My family often goes to Lake Superior, the place that Longfellow called the “shining Big-Sea-Water”
in his Hiawatha poem. We grew up next to the big
lake, and it’s colors and patterns are imprinted on our minds. Like birds returning to their favored nesting grounds or salmon fighting their
way upstream, we are drawn to it shores. Well, okay, for me it’s just a connecting flight from Brooklyn via
Minneapolis, but with plane delays and the Duluth airport often cloaked in fog
drifting up from the lake sometimes I feel like one of those salmon leaping up
stepped locks next to giant dams...
A while ago my sister and niece called their getaway weekend
“Crystal Blue Persuasion,” a perfect name for a Lake
Superior trip. With that single act, they began a tradition in our family
of naming vacations after songs, forcing me to come up with
something as good or better for our August, 2015 family gathering. I considered
“Spirit in the Sky” and also “Stone Soul Picnic,” but when “Summer
of ‘69” flashed through my head, it was Eureka all the way.
The word went out, and in August, in the dunes and on
the shores of Gitche Gumee, we gathered to commune with the ancient and awesome spirit of the shining waters, which I duly photographed. Later, while processing the pictures, I had a hard time deciding whether to push the
color in a psychedelic way, or to be more laid back. The question was answered when I fell in love with the soft and subtle blacks and whites of the
sky, dunes and water, and the drama of the people shining through the monotonal
framework. And really, black and white photos are quite true to the spirit of
1969 when color photography was around but by no means ubiquitous.

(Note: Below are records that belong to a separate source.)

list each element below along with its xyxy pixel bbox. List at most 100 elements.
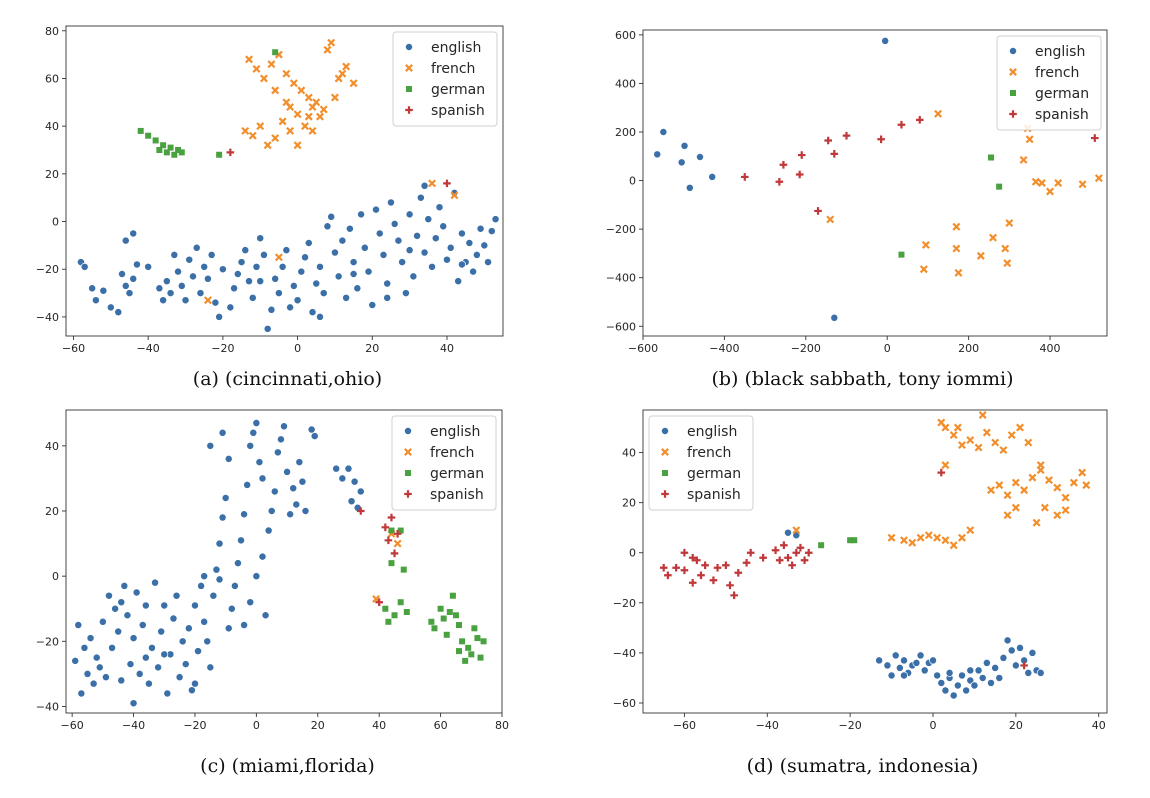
x-tick-label: 20 [311,719,325,732]
x-tick-label: −40 [122,719,145,732]
english-point [203,637,212,646]
english-point [172,591,181,600]
y-tick-label: −400 [606,272,636,285]
english-point [226,303,235,312]
legend-marker-french [661,448,669,456]
french-point [248,131,257,140]
legend-marker-english [404,427,412,435]
english-point [342,293,351,302]
english-point [991,663,1000,672]
english-point [132,588,141,597]
english-point [881,36,890,45]
english-point [887,671,896,680]
spanish-point [664,571,672,580]
english-point [221,494,230,502]
english-point [413,231,422,240]
french-point [323,45,332,54]
english-point [114,627,123,636]
caption-a: (a) (cincinnati,ohio) [192,368,383,390]
english-point [233,559,242,568]
german-point [403,609,410,615]
french-point [1003,511,1012,520]
french-point [312,98,321,107]
english-point [267,305,276,314]
french-point [282,98,291,107]
german-point [851,537,858,544]
spanish-point [797,151,806,159]
english-point [200,617,209,626]
english-point [394,236,403,245]
english-point [215,575,224,584]
french-point [1001,244,1010,253]
english-point [273,448,282,457]
french-point [1053,511,1062,520]
german-point [452,612,459,619]
spanish-point [730,591,738,600]
english-point [200,262,209,271]
scatter-plot-b: −600 −400 −200 0 200 400 −600 −400 −200 0 200 400 60… [606,29,1108,355]
french-point [330,93,339,102]
english-point [310,432,319,441]
french-point [1031,177,1040,186]
english-point [155,284,164,293]
legend-box [392,31,498,127]
english-point [319,289,328,298]
english-point [487,227,496,236]
english-point [883,661,892,670]
english-point [420,181,429,190]
french-point [282,69,291,78]
panel-b: −600 −400 −200 0 200 400 −600 −400 −200 0 200 400 60… [575,0,1150,399]
german-point [474,635,481,642]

But I just couldn’t give up color altogether, so I put a
little back, just a little, and now the pictures look a bit like early 20th
century portraits, when photographers added hints of color to black and white
prints. These tinted pictures have become a lasting record of our joyful experience
and a tribute to to the spirit of the truly "great" lake, our family’s spiritual
center.
PS: The "grass" depicted in a few photos is simply that - a frond of beach grass! We were all on a natural high, man.